Buoyant arrivals of foreigners in the first month of 2023 have helped Türkiye surpass pre-COVID-19 levels, official data showed Friday, making an encouraging start to the new year.
Marking a complete rebound from a pandemic fallout, foreign arrivals neared record and all-time high revenues in 2022 and prompted the government to raise its tourism estimates for this year.
The number of foreign visitors arriving in January jumped 56.51% from a year earlier to 2 million, the Culture and Tourism Ministry said Friday.
The arrivals compared with 1.28 million foreign visitors in January 2022, 509,787 in January 2021 and the record 1.8 million in 2020, just before the onset of the pandemic in the country.
Visitors from Russia, Bulgaria and Germany, with a combined 587,000 people, topped the list of foreigners who visited Türkiye in January, according to the data.
Russians led the way with over 279,818 arrivals, double compared to a year ago. Bulgaria followed with 167,138 visitors (up 52% year-over-year), Germany with 139,955 (up 36.4%), and Georgia with 114,508 (up 190.4%).
Istanbul, Türkiye’s largest city by population and a top tourist hub, welcomed 59.3% of all foreign visitors, or 1.19 million.
Edirne province on the northwestern border with both Bulgaria and Greece ranked second with a 12.1% share, or 242,615 visitors. The resort city Antalya sits third with 9.1%, or more than 183,338 tourists.
Foreign visitors surged 80.33% year-over-year to 44.6 million in 2022, just shy of the peak of 45.1 million in 2019. The figure compared to the 24.71 million arrivals in 2021 and 12.73 million in 2020.
Tourism revenues jumped 53.4% to a record $46.3 billion last year, blowing past the previous high of $38.4 billion in 2019 before the pandemic hit. The figure stood at $30.2 billion in 2021 after the outbreak more than halved it to just $14.8 billion in 2020.
Culture and Tourism Minister Mehmet Nuri Ersoy has said foreign arrivals are expected to reach 60 million in 2023, before hitting 90 million in 2028. For the income, the government sees it rising to $56 billion this year and $100 billion five years from now.

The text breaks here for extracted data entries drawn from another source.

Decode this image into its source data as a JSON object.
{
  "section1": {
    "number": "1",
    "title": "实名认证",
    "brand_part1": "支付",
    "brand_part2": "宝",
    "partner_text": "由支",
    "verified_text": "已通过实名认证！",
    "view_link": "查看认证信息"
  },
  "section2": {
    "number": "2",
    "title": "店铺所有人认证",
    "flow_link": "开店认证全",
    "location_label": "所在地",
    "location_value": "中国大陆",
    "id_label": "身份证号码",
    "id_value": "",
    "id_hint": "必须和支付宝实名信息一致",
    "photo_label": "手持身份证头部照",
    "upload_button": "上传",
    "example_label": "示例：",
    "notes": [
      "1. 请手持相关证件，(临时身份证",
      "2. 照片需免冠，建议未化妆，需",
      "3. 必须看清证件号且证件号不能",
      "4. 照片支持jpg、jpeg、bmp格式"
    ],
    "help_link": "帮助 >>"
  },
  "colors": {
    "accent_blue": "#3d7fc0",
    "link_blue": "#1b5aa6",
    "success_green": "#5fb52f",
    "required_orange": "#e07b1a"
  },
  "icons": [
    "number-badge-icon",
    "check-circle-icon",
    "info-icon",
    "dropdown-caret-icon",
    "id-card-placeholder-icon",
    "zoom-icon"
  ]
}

COVID-19 restrictions all but dissipated in 2022 and Russians came in droves partly due to flight restrictions imposed by Western nations over Moscow's invasion of Ukraine. Hundreds of thousands of Russians are also estimated to have moved last year to Türkiye, seen as a safe haven for investment in homes and other assets.
Arrivals were also backed by a surging demand from European countries, spearheaded by Germany and the United Kingdom.
The foreign exchange it brings in makes tourism income vital to Türkiye’s economy, as the government’s new economic program focuses on flipping the current account deficits to a surplus, prioritizing exports, production and investments while curbing rising inflation.